Aunque parezca mentira en España puede acabar siendo delito poner urnas para que más de 2.347.000 personas puedan votar. También sorprende que cuando se debate sobre ello en el Congreso, se tenga que hacer a puerta cerrada. Encima, quienes defienden que todo esto pase lo justifican por ser “legal”. Y para colmo, algunos esperan que ante tales despropósitos traguemos sin más que la “ley” son ellos, sus arbitrarias interpretaciones, sus sometidos fiscales y sus tribunales presididos por sus propios militantes. ¡Ole tú!
Es cierto que los que promulgan que “la ley somos nosotros” pueden puntualmente vencer. Pero creo que no tienen a su alcance convencer. Al menos es seguro que no convencen en Catalunya. El pasado martes 22 de noviembre en la votación del suplicatorio que pedía el Tribunal Supremo para que un servidor fuera juzgado por los conocidos hechos del 9 de noviembre de 2014, la mayoría de los diputados catalanes votaron contra tal despropósito. Y no lo hicieron para preservar un supuesto privilegio -que en este caso seguro que no lo es-, sino porque los hechos demuestran que este es un proceso más político que jurídico. Y, tal y como dicta examinar la jurisprudencia del Tribunal Constitucional, estamos ante una utilización de la Justicia para condicionar, alterar y modificar el funcionamiento del Parlamento.
Insistiré en los hechos, porque es por donde precisamente los de la “ley” no convencen. No convence que un tribunal presidido por un militante del PP sea el causante de tal embrollo: la presunta desobediencia. No convence constatar que este tribunal se reunió de forma extraordinaria a petición del gobierno de España, pero se fue de fin de semana cuando el Govern catalán le pidió que le aclarase el alcance de su resolución, justo antes del famoso 9N.
Tampoco convence constatar que la Junta de Fiscales del Tribunal Superior de Justicia de Catalunya dictaminase por unanimidad que los hechos del 9 de noviembre no eran delito, pero que unas semanas después les llegó la orden de cambiar radicalmente el criterio y tuvieron que presentar querellas por, ni más ni menos, que los delitos de desobediencia, prevaricación y malversación. Y, encima, de por medio presentó la dimisión el propio Fiscal General del Estado.

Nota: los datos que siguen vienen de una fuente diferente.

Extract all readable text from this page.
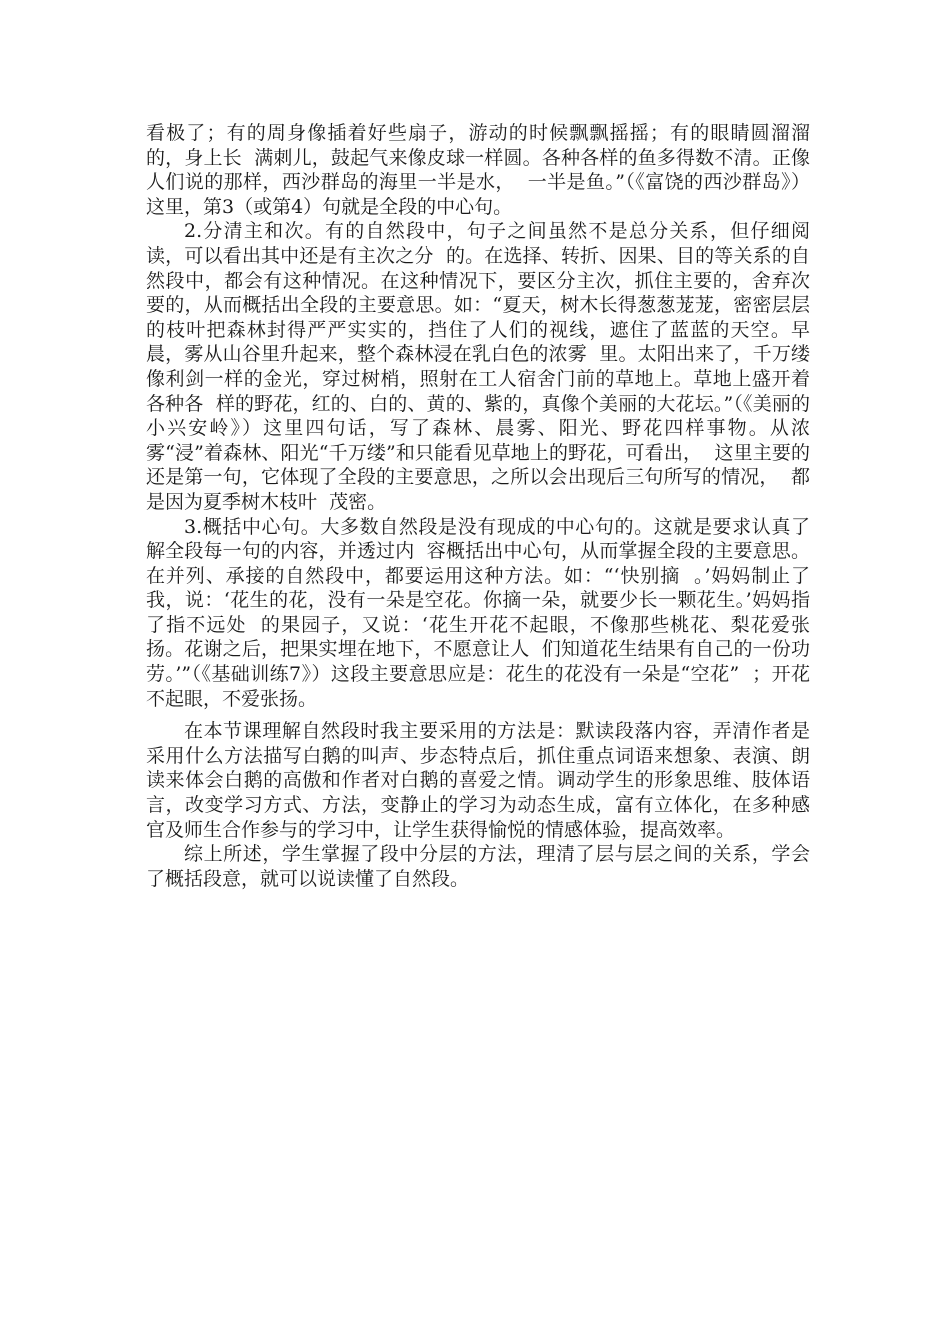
看极了；有的周身像插着好些扇子，游动的时候飘飘摇摇；有的眼睛圆溜溜的，身上长  满刺儿，鼓起气来像皮球一样圆。各种各样的鱼多得数不清。正像人们说的那样，西沙群岛的海里一半是水，  一半是鱼。”（《富饶的西沙群岛》）这里，第3（或第4）句就是全段的中心句。

2.分清主和次。有的自然段中，句子之间虽然不是总分关系，但仔细阅读，可以看出其中还是有主次之分  的。在选择、转折、因果、目的等关系的自然段中，都会有这种情况。在这种情况下，要区分主次，抓住主要的，舍弃次要的，从而概括出全段的主要意思。如：“夏天，树木长得葱葱茏茏，密密层层的枝叶把森林封得严严实实的，挡住了人们的视线，遮住了蓝蓝的天空。早晨，雾从山谷里升起来，整个森林浸在乳白色的浓雾  里。太阳出来了，千万缕像利剑一样的金光，穿过树梢，照射在工人宿舍门前的草地上。草地上盛开着各种各  样的野花，红的、白的、黄的、紫的，真像个美丽的大花坛。”（《美丽的小兴安岭》）这里四句话，写了森林、晨雾、阳光、野花四样事物。从浓雾“浸”着森林、阳光“千万缕”和只能看见草地上的野花，可看出，  这里主要的还是第一句，它体现了全段的主要意思，之所以会出现后三句所写的情况，  都是因为夏季树木枝叶  茂密。

3.概括中心句。大多数自然段是没有现成的中心句的。这就是要求认真了解全段每一句的内容，并透过内  容概括出中心句，从而掌握全段的主要意思。在并列、承接的自然段中，都要运用这种方法。如：“‘快别摘  。’妈妈制止了我，说：‘花生的花，没有一朵是空花。你摘一朵，就要少长一颗花生。’妈妈指了指不远处  的果园子，又说：‘花生开花不起眼，不像那些桃花、梨花爱张扬。花谢之后，把果实埋在地下，不愿意让人  们知道花生结果有自己的一份功劳。’”（《基础训练7》）这段主要意思应是：花生的花没有一朵是“空花”  ；开花不起眼，不爱张扬。

在本节课理解自然段时我主要采用的方法是：默读段落内容，弄清作者是采用什么方法描写白鹅的叫声、步态特点后，抓住重点词语来想象、表演、朗读来体会白鹅的高傲和作者对白鹅的喜爱之情。调动学生的形象思维、肢体语言，改变学习方式、方法，变静止的学习为动态生成，富有立体化，在多种感官及师生合作参与的学习中，让学生获得愉悦的情感体验，提高效率。

综上所述，学生掌握了段中分层的方法，理清了层与层之间的关系，学会了概括段意，就可以说读懂了自然段。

Tampoco convence leer un auto del TSJC donde se afirma que a un servidor “no se le pueden atribuir todas las actuaciones presuntamente delictivas del Govern”, razón por la cual se desestimaron querellas que se me habían presentado, para al cabo de un año decir justo todo lo contrario.
Y no solo no convence, sino que preocupa y estremece, conocer unas grabaciones donde el ministro del Interior decía literalmente “esto la Fiscalía te lo afina, hacemos una gestión”, refiriéndose precisamente a un expediente vinculado a mi persona. Cierto es que aquello no prosperó. Pero parece ser que otro expediente, el del 9N, sí.
Esto son hechos que desenmascaran aquellos que dicen ampararse en la ley. Porque si no, ¿de qué tipo de ley estamos hablando cuando se obliga a tribunales y a Fiscalía a cambiar de opinión por presiones políticas? ¿Qué tipo de ley puede amparar a un ministro del Interior que presume de poder utilizar la Fiscalía para atacar y perseguir a sus adversarios políticos? ¿En nombre de qué ley en una democracia se puede juzgar a alguien por haber puesto urnas?
Creo sinceramente que en el siglo XXI, en un mundo globalizado, en el contexto europeo, ante una sociedad cada vez más formada y más informada, solo cabe convencer. Resulta inquietante comprobar el discurso creciente del establishment consistente en decir que “los referendos los carga el diablo”. Parece que a algunos la democracia les molesta cuando las cosas no les salen como quieren. Y en vez de revisar sus propuestas, sus ideas, sus postulados, culpan al sistema democrático que permita que los “populistas” avancen posiciones.
El tripartito español que configuran PP, C’s y PSOE tiene mucho de esta actitud. Deploran a la ciudadanía porque creen, en el fondo, que somos tontos, que nos equivocamos y que por eso poner urnas sería un error. Y cuando no tienen más remedio, recurren al discurso del miedo, porque no saben ofrecer esperanza, ni tampoco confianza. Pueden vencer puntualmente, sí. El discurso del miedo sirve precisamente para vencer. El discurso de la esperanza y la confianza solo puede convencer. Y en Catalunya todo lo que ofrecen PP, C’s y PSOE está precisamente en el terreno del discurso del miedo y del deseo de vencer. Quizás precisamente por eso en Catalunya estas tres fuerzas políticas juntas son minoría, porque en Catalunya ahora ya solo vale convencer.